Indexing
Indexing is the process of crawling your sources, extracting content, and organizing it for fast search.
What happens during indexing
- Each source URL is crawled (web pages are fetched, GitHub repos are accessed via API)
- Content is extracted and cleaned (HTML stripped, code blocks preserved)
- Text is split into searchable chunks
- Each chunk is indexed for fast retrieval
Indexing status
Each source shows one of these statuses:
| Status | Meaning |
|---|---|
| Pending | Source has been added but crawling hasn't started yet |
| Indexing | Content is being crawled and processed |
| Complete | All content has been indexed and is searchable |
| Error | Something went wrong — see the inline error reason below the source |
Error reasons
When a source ends up in the Error state, the dashboard surfaces a machine-readable reason:
| Reason | Cause | Action |
|---|---|---|
auth_required | Private GitHub repo, but we don't have a valid token for your account | Click Link GitHub next to the source |
not_found | Repo wasn't found with the linked GitHub account (renamed, deleted, or revoked access) | Verify the URL / re-grant org access |
rate_limited | GitHub returned 403 because the API rate limit was hit | Click Refresh in a minute |
network | Crawl timed out before completing | Click Refresh |
unknown | Generic crawler failure | Click Refresh |
Typical indexing times
- 1-3 sources: Under 1 minute
- Large docs sites (50+ pages): 2-5 minutes
- GitHub repos: Under 30 seconds
Using your server during indexing
Your MCP server is usable immediately after deployment, even while sources are still indexing. During this period, it uses live fetching as a fallback — queries still work, they're just slightly slower.
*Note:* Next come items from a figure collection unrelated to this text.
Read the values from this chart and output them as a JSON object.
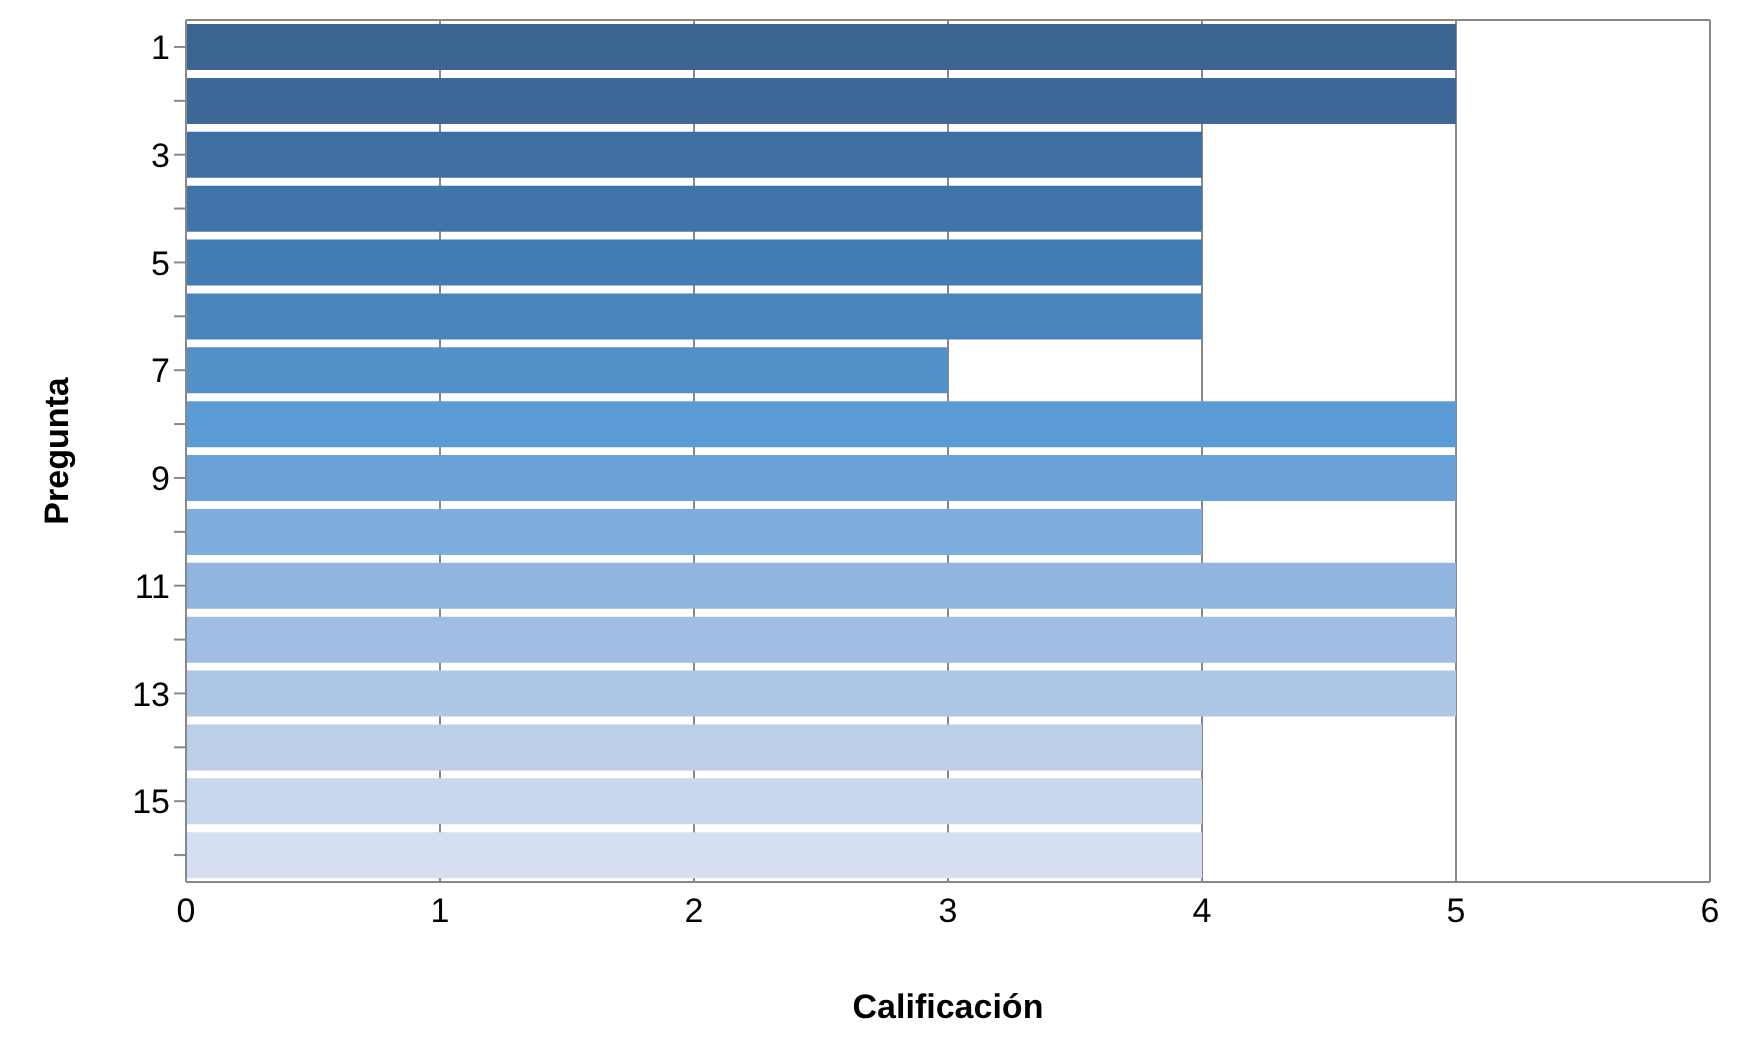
{
  "chart_data": {
    "type": "bar",
    "orientation": "horizontal",
    "xlabel": "Calificación",
    "ylabel": "Pregunta",
    "categories": [
      "1",
      null,
      "3",
      null,
      "5",
      null,
      "7",
      null,
      "9",
      null,
      "11",
      null,
      "13",
      null,
      "15",
      null
    ],
    "values": [
      5,
      5,
      4,
      4,
      4,
      4,
      3,
      5,
      5,
      4,
      5,
      5,
      5,
      4,
      4,
      4
    ],
    "colors": [
      "#3b6490",
      "#3e6898",
      "#3f6ea3",
      "#4174aa",
      "#447db5",
      "#4a84bf",
      "#538fc9",
      "#5b9bd5",
      "#6aa2d8",
      "#7eaedd",
      "#90b5e0",
      "#a0bde3",
      "#aec6e6",
      "#bbcfe9",
      "#c7d7ed",
      "#d5dff1"
    ],
    "xlim": [
      0,
      6
    ],
    "xticks": [
      0,
      1,
      2,
      3,
      4,
      5,
      6
    ],
    "grid": "x",
    "legend": false
  }
}
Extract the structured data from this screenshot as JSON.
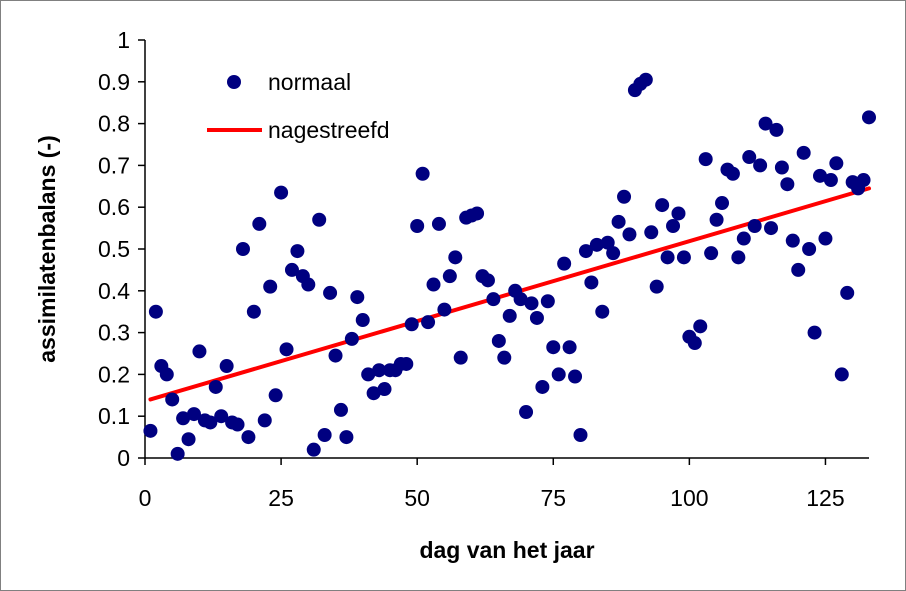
{
  "chart_data": {
    "type": "scatter",
    "title": "",
    "xlabel": "dag van het jaar",
    "ylabel": "assimilatenbalans (-)",
    "xlim": [
      0,
      133
    ],
    "ylim": [
      0,
      1
    ],
    "x_ticks": [
      0,
      25,
      50,
      75,
      100,
      125
    ],
    "x_tick_labels": [
      "0",
      "25",
      "50",
      "75",
      "100",
      "125"
    ],
    "y_ticks": [
      0,
      0.1,
      0.2,
      0.3,
      0.4,
      0.5,
      0.6,
      0.7,
      0.8,
      0.9,
      1
    ],
    "y_tick_labels": [
      "0",
      "0.1",
      "0.2",
      "0.3",
      "0.4",
      "0.5",
      "0.6",
      "0.7",
      "0.8",
      "0.9",
      "1"
    ],
    "grid": false,
    "legend_position": "top-left",
    "series": [
      {
        "name": "normaal",
        "kind": "scatter",
        "color": "#000080",
        "points": [
          [
            1,
            0.065
          ],
          [
            2,
            0.35
          ],
          [
            3,
            0.22
          ],
          [
            4,
            0.2
          ],
          [
            5,
            0.14
          ],
          [
            6,
            0.01
          ],
          [
            7,
            0.095
          ],
          [
            8,
            0.045
          ],
          [
            9,
            0.105
          ],
          [
            10,
            0.255
          ],
          [
            11,
            0.09
          ],
          [
            12,
            0.085
          ],
          [
            13,
            0.17
          ],
          [
            14,
            0.1
          ],
          [
            15,
            0.22
          ],
          [
            16,
            0.085
          ],
          [
            17,
            0.08
          ],
          [
            18,
            0.5
          ],
          [
            19,
            0.05
          ],
          [
            20,
            0.35
          ],
          [
            21,
            0.56
          ],
          [
            22,
            0.09
          ],
          [
            23,
            0.41
          ],
          [
            24,
            0.15
          ],
          [
            25,
            0.635
          ],
          [
            26,
            0.26
          ],
          [
            27,
            0.45
          ],
          [
            28,
            0.495
          ],
          [
            29,
            0.435
          ],
          [
            30,
            0.415
          ],
          [
            31,
            0.02
          ],
          [
            32,
            0.57
          ],
          [
            33,
            0.055
          ],
          [
            34,
            0.395
          ],
          [
            35,
            0.245
          ],
          [
            36,
            0.115
          ],
          [
            37,
            0.05
          ],
          [
            38,
            0.285
          ],
          [
            39,
            0.385
          ],
          [
            40,
            0.33
          ],
          [
            41,
            0.2
          ],
          [
            42,
            0.155
          ],
          [
            43,
            0.21
          ],
          [
            44,
            0.165
          ],
          [
            45,
            0.21
          ],
          [
            46,
            0.21
          ],
          [
            47,
            0.225
          ],
          [
            48,
            0.225
          ],
          [
            49,
            0.32
          ],
          [
            50,
            0.555
          ],
          [
            51,
            0.68
          ],
          [
            52,
            0.325
          ],
          [
            53,
            0.415
          ],
          [
            54,
            0.56
          ],
          [
            55,
            0.355
          ],
          [
            56,
            0.435
          ],
          [
            57,
            0.48
          ],
          [
            58,
            0.24
          ],
          [
            59,
            0.575
          ],
          [
            60,
            0.58
          ],
          [
            61,
            0.585
          ],
          [
            62,
            0.435
          ],
          [
            63,
            0.425
          ],
          [
            64,
            0.38
          ],
          [
            65,
            0.28
          ],
          [
            66,
            0.24
          ],
          [
            67,
            0.34
          ],
          [
            68,
            0.4
          ],
          [
            69,
            0.38
          ],
          [
            70,
            0.11
          ],
          [
            71,
            0.37
          ],
          [
            72,
            0.335
          ],
          [
            73,
            0.17
          ],
          [
            74,
            0.375
          ],
          [
            75,
            0.265
          ],
          [
            76,
            0.2
          ],
          [
            77,
            0.465
          ],
          [
            78,
            0.265
          ],
          [
            79,
            0.195
          ],
          [
            80,
            0.055
          ],
          [
            81,
            0.495
          ],
          [
            82,
            0.42
          ],
          [
            83,
            0.51
          ],
          [
            84,
            0.35
          ],
          [
            85,
            0.515
          ],
          [
            86,
            0.49
          ],
          [
            87,
            0.565
          ],
          [
            88,
            0.625
          ],
          [
            89,
            0.535
          ],
          [
            90,
            0.88
          ],
          [
            91,
            0.895
          ],
          [
            92,
            0.905
          ],
          [
            93,
            0.54
          ],
          [
            94,
            0.41
          ],
          [
            95,
            0.605
          ],
          [
            96,
            0.48
          ],
          [
            97,
            0.555
          ],
          [
            98,
            0.585
          ],
          [
            99,
            0.48
          ],
          [
            100,
            0.29
          ],
          [
            101,
            0.275
          ],
          [
            102,
            0.315
          ],
          [
            103,
            0.715
          ],
          [
            104,
            0.49
          ],
          [
            105,
            0.57
          ],
          [
            106,
            0.61
          ],
          [
            107,
            0.69
          ],
          [
            108,
            0.68
          ],
          [
            109,
            0.48
          ],
          [
            110,
            0.525
          ],
          [
            111,
            0.72
          ],
          [
            112,
            0.555
          ],
          [
            113,
            0.7
          ],
          [
            114,
            0.8
          ],
          [
            115,
            0.55
          ],
          [
            116,
            0.785
          ],
          [
            117,
            0.695
          ],
          [
            118,
            0.655
          ],
          [
            119,
            0.52
          ],
          [
            120,
            0.45
          ],
          [
            121,
            0.73
          ],
          [
            122,
            0.5
          ],
          [
            123,
            0.3
          ],
          [
            124,
            0.675
          ],
          [
            125,
            0.525
          ],
          [
            126,
            0.665
          ],
          [
            127,
            0.705
          ],
          [
            128,
            0.2
          ],
          [
            129,
            0.395
          ],
          [
            130,
            0.66
          ],
          [
            131,
            0.645
          ],
          [
            132,
            0.665
          ],
          [
            133,
            0.815
          ]
        ]
      },
      {
        "name": "nagestreefd",
        "kind": "line",
        "color": "#ff0000",
        "points": [
          [
            1,
            0.14
          ],
          [
            133,
            0.645
          ]
        ]
      }
    ]
  }
}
Once indexing completes, searches use the pre-built index for much faster results.
Refreshing sources
You can refresh sources in two ways:
- Manual refresh: Click the refresh button next to any source on the dashboard
- Auto-refresh: All sources are automatically re-indexed daily at 7:00 AM Central US time
Refreshing re-crawls the source from scratch to pick up any content changes.
Page limits
- Website sources are limited to 1,000 pages per source
- If a site exceeds this limit, consider connecting the GitHub repo instead for full coverage
- GitHub repos have no page limit
How GitHub authentication flows into the crawler
For GitHub sources, the crawler looks up the server owner's linked GitHub Account.access_token (NextAuth). It uses that token to call:
GET /repos/:owner/:name— used as a permissions probe. A 401/403/404 here marks the source ascrawlStatus = errorwithcrawlError = auth_required(no token) ornot_found(token present but no access). This is what lets the dashboard render an actionable Link GitHub button instead of silently producing an empty source.GET /repos/:owner/:name/readme— fetched for the indexed README chunk.GET /repos/:owner/:name/git/trees/HEAD?recursive=1— used to enumerate Markdown files (.md,.mdx,.txt,.rst,.adoc) under 100 KB.GET /repos/:owner/:name/contents/{path}— fetched per file in batches of 5.
The OAuth scope requested is read:user user:email repo. The repo scope grants read access to private repositories owned by, or shared with, the user.